Никогда еще Фершо так не унижался. Но делал это теперь совершенно сознательно, обнажая рану, показывая себя совсем нагим — бедолагой, который некогда был таким великим, который боролся с такой энергией, который прожил такую полную событий жизнь, который…
— Не хотите ли попробовать?
Опустив голову, Мишель молчал, и не потому, что не хотел отвечать, а потому, что не мог, не находил слов, потому что ему было стыдно.
Так они сидели, отвернувшись друг от друга, на террасе, по полу которой были разбросаны осколки вазы и цветы. Квартеронка, напевая, поднималась по лестнице.
Через несколько секунд они будут не одни.
Входная дверь открылась.
— Скажите ей, пожалуйста, что пообедаете с нами и чтобы пока она нас не тревожила.
Мишель послушно передал поручение Марте, которая добродушно смотрела на него.
Вернувшись на веранду, он увидел, что Фершо подбирает цветы и осколки вазы.
Не говоря ни слова, Мишель стал помогать ему, собирая бумаги.
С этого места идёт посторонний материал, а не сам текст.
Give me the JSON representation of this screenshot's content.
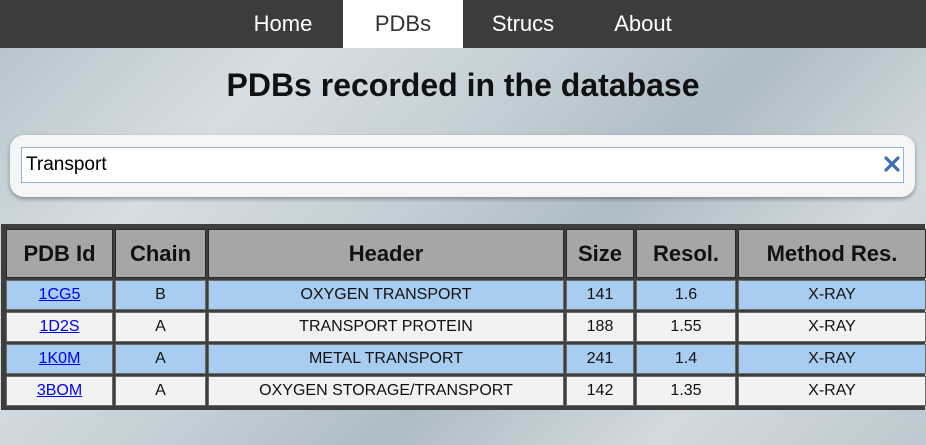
{
  "nav": {
    "items": [
      {
        "label": "Home"
      },
      {
        "label": "PDBs",
        "active": true
      },
      {
        "label": "Strucs"
      },
      {
        "label": "About"
      }
    ]
  },
  "page": {
    "title": "PDBs recorded in the database"
  },
  "search": {
    "value": "Transport",
    "clear_icon": "close-x-icon",
    "clear_color": "#3b6fb0"
  },
  "table": {
    "headers": [
      "PDB Id",
      "Chain",
      "Header",
      "Size",
      "Resol.",
      "Method Res."
    ],
    "rows": [
      {
        "pdb_id": "1CG5",
        "chain": "B",
        "header": "OXYGEN TRANSPORT",
        "size": "141",
        "resol": "1.6",
        "method": "X-RAY"
      },
      {
        "pdb_id": "1D2S",
        "chain": "A",
        "header": "TRANSPORT PROTEIN",
        "size": "188",
        "resol": "1.55",
        "method": "X-RAY"
      },
      {
        "pdb_id": "1K0M",
        "chain": "A",
        "header": "METAL TRANSPORT",
        "size": "241",
        "resol": "1.4",
        "method": "X-RAY"
      },
      {
        "pdb_id": "3BOM",
        "chain": "A",
        "header": "OXYGEN STORAGE/TRANSPORT",
        "size": "142",
        "resol": "1.35",
        "method": "X-RAY"
      }
    ]
  },
  "colors": {
    "nav_bg": "#3c3c3c",
    "row_highlight": "#a9cdf0",
    "row_plain": "#f2f2f2",
    "header_bg": "#a6a6a6",
    "link": "#0000ee"
  }
}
Так они вместе молча старались стереть последние следы того, что между ними произошло.
— Вы знаете, она хорошо готовит, сами увидите…
В последнее время меня заставляют больше есть. Похоже, одного молока недостаточно.
Голос его стал более естественным, поведение тоже.
— Когда придет медсестра, рассчитайтесь с ней, скажите, что я отдыхаю. Добавьте ей пятьдесят долларов в конверте. Она делала все, что могла.
Фершо положил на стол бумажник. Они не знали, что еще сказать друг другу. В заключение старик произнес:
— Вот такие дела, Мишель!
И тут как раз вошла квартеронка, чтобы со своей неизменной улыбкой до ушей узнать, любят ли господа фаршированных крабов.
6
После завтрака Фершо запросто спросил:
— Вы не собираетесь уходить?
Мишель ответил — нет. Они проработали больше двух часов. Увидев, что Мишель направляется к двери, Фершо задумчиво поинтересовался:
— Что вы им скажете?
Мишель ответил неопределенным жестом, означавшим либо что он не знает, либо что это не имеет значения, либо что ему все безразлично.
У Жефа было много народу: шеф-повар и стюарды с корабля «Город Верден», направлявшегося на Таити и в Новую Каледонию. Они запросто, как родственники, которые встретились после долгого перерыва, расселись в углу около стойки. Рене была с ними, а также бретонка из особого квартала, которую один из мужчин держал за талию и которая покраснела, увидев Мишеля.
Они пили шампанское. На мраморном столике уже выстроилась целая батарея пустых бутылок, и было ясно, что на этом они не остановятся.